Techno-economic analysis of carbon dioxide capture and utilisation analysis for an industrial site with fuel cell integration

Abstract

The emergence of global warming phenomena that has adversely affected the world today has been largely attributed to the proliferation of greenhouse gases, with Carbon dioxide, as its main constituent. The challenge to reduce the Carbon dioxide footprint can be overcome by increasing the value of Carbon dioxide emissions by creating subsidiary industries that can utilize Carbon dioxide as its raw materials and producing other added-value products that can be utilised within the industrial site. The study proposes a framework that sequences the process of evaluating the CO2 footprint and proposing CO2 reduction measures to decrease the CO2 footprint of an existing industrial site. The framework considers an economic sustainability of a multipronged CO2 utilisation approach that includes a fuel cell configuration. Fuel cell is an efficient electrical energy generation technology that can also supplement the electrical needs of a site. The objective of this study is to conduct a techno-economic investigation of the feasibility of including subsidiary plants producing methanol, Calcium carbonate and baking soda from the carbon dioxide captured from the flue gas in the industrial site. This paper investigated the cost of capturing carbon dioxide from selected plants within the industrial site and determined the operating and capital cost required using a bottom-up approach from mass balances.
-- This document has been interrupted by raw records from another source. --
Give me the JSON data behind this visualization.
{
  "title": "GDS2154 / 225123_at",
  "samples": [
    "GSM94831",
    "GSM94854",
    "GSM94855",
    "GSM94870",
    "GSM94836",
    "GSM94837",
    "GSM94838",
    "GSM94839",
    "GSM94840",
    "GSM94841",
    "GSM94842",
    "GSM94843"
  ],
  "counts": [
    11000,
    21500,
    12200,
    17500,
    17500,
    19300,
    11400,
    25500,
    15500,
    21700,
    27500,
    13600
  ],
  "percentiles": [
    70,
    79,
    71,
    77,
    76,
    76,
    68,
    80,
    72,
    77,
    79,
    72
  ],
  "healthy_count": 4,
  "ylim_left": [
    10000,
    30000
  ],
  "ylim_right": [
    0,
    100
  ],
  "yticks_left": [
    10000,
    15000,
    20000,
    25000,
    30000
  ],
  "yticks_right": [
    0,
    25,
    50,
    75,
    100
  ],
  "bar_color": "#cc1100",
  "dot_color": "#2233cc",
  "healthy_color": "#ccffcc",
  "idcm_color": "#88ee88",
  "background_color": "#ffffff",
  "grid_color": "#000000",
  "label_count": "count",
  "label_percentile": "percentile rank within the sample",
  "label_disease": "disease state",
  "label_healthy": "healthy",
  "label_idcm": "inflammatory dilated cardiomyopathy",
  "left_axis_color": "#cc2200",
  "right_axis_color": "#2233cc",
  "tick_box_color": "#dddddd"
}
The energy and power cost were interpolated from data obtained from similar waste to resources plants. From the methanol produced, it was determined that a maximum potential of 4.4 MWh per day of electricity can be produced from a Direct Methanol Fuel cell, configuration. It was determined that the cost of producing methanol and calcium carbonate would only be sustainable if the price of raw materials such as hydrogen and wollastonite could be brought down by producing hydrogen through solar-chemical water splitting and the wollastonite from steelmaking slag. The baking production was determined as the most sustainable subsidiary industry in the carbon capture and utilisation, CCU framework with an annual rate of return on investment of 12%. The sustainability of the Carbon capture and utilisation system proposed depends on the reduction of certain raw material costs and the carbon tax alleviation funds. The findings could serve as a guide for future industrial site planning when inviting CO2 fixing plants to join in the subsidiary industry.